First, update the whole system. Because Arch merged /bin, /sbin into /usr/bin and /lib into /usr/lib, you cannot just run pacman -Syu. Run instead:

pacman -Syu --ignore filesystem,bash
pacman -S bash
pacman -Su

Then remove netcfg and install netctl.

pacman -R netcfg
pacman -S netctl

Run ip addr to see your interface. In my case it was enp0s3

Create a config file /etc/netctl/enp0s3 with

Interface=enp0s3
Connection=ethernet
IP=static
Address=('<droplet_ip>/24')
Gateway='<gateway>'
DNS=('8.8.4.4', '8.8.8.8')

Enable the interface

netctl enable enp0s3

Then update the kernel via the web interface.

The network interface is going to change to something like ens3. Move /etc/netctl/enp0s3 to /etc/netctl/ens3 and change the Interface field.

Update /lib/systemd/system/sshd.service to be sure that the ssh daemon doesn't fail on boot

[Unit]
Description=OpenSSH Daemon
Wants=sshdgenkeys.service
#After=sshdgenkeys.service
After=network.target

[Service]
ExecStart=/usr/bin/sshd -D
ExecReload=/bin/kill -HUP $MAINPID
KillMode=process
Restart=always

[Install]
WantedBy=multi-user.target

Reboot and your server should be up to date.
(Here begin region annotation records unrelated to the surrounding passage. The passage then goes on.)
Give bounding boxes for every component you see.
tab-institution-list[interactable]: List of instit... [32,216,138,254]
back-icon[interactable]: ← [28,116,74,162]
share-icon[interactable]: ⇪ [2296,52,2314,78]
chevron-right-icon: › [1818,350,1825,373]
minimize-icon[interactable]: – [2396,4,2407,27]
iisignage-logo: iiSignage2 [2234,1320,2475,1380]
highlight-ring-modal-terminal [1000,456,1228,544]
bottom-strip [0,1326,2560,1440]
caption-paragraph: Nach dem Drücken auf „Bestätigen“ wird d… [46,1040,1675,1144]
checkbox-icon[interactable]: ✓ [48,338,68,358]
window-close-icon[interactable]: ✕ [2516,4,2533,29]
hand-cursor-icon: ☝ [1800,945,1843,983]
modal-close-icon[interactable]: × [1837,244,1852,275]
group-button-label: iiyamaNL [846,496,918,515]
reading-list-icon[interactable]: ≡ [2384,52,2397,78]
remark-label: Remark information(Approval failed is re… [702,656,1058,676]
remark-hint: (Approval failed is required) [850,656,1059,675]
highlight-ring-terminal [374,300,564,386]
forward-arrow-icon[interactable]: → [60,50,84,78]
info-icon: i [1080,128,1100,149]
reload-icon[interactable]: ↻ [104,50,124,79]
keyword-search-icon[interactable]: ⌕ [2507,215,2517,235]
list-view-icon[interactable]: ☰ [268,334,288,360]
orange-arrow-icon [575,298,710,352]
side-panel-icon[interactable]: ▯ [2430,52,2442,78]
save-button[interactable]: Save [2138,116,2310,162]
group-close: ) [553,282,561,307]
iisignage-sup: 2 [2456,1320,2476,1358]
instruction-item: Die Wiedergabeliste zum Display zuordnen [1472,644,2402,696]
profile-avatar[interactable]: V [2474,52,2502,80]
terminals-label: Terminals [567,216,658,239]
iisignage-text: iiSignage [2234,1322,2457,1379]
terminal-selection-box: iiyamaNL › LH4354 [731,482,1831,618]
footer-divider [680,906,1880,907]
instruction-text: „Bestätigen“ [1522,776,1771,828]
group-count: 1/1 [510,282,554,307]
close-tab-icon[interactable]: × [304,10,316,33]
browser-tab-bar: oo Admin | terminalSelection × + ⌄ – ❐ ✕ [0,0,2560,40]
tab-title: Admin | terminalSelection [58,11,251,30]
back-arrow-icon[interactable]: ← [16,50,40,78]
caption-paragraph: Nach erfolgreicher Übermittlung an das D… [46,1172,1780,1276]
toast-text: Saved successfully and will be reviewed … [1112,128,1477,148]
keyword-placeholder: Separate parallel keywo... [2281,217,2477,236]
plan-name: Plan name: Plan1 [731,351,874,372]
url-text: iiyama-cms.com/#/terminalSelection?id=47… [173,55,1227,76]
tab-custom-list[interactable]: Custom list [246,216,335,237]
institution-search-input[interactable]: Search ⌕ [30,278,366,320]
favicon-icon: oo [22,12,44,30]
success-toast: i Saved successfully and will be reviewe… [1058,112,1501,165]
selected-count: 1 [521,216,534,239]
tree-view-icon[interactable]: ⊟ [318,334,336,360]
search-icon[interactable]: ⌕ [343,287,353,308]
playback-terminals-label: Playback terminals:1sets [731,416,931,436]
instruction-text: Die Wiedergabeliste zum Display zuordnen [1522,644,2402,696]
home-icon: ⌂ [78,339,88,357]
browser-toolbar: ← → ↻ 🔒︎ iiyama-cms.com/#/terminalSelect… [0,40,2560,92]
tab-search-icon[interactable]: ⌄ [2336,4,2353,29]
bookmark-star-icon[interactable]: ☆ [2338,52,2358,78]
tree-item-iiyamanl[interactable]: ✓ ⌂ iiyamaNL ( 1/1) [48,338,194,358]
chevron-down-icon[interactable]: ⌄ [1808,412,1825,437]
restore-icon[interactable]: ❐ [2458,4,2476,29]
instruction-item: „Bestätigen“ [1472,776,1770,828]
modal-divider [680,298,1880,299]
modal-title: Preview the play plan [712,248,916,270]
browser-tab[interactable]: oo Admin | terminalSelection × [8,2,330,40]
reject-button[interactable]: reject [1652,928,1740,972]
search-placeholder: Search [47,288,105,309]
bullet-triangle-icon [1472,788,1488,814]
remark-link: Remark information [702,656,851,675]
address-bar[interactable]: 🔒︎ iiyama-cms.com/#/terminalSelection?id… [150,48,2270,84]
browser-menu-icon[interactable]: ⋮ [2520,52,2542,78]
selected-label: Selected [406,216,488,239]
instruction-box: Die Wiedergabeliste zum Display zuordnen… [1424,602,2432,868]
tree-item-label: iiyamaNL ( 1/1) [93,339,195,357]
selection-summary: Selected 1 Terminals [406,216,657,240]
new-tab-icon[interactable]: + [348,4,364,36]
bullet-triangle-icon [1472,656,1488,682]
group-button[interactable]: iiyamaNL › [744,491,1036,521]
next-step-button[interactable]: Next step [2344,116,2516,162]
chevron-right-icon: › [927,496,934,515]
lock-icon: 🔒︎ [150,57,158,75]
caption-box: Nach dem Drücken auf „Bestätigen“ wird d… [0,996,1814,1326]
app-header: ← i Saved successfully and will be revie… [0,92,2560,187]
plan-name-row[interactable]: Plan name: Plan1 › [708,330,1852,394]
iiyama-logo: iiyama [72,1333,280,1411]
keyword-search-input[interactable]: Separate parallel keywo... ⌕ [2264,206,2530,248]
And that's it for updating Arch. It was not the easiest updates, but nothing impossible. It would have been nice if Digital Ocean was provided an up to date Arch image though.


Note: You can probably directly set the network interface to ens3.
In the worst case you can still access your machine with Digital Ocean's web shell and fix things there.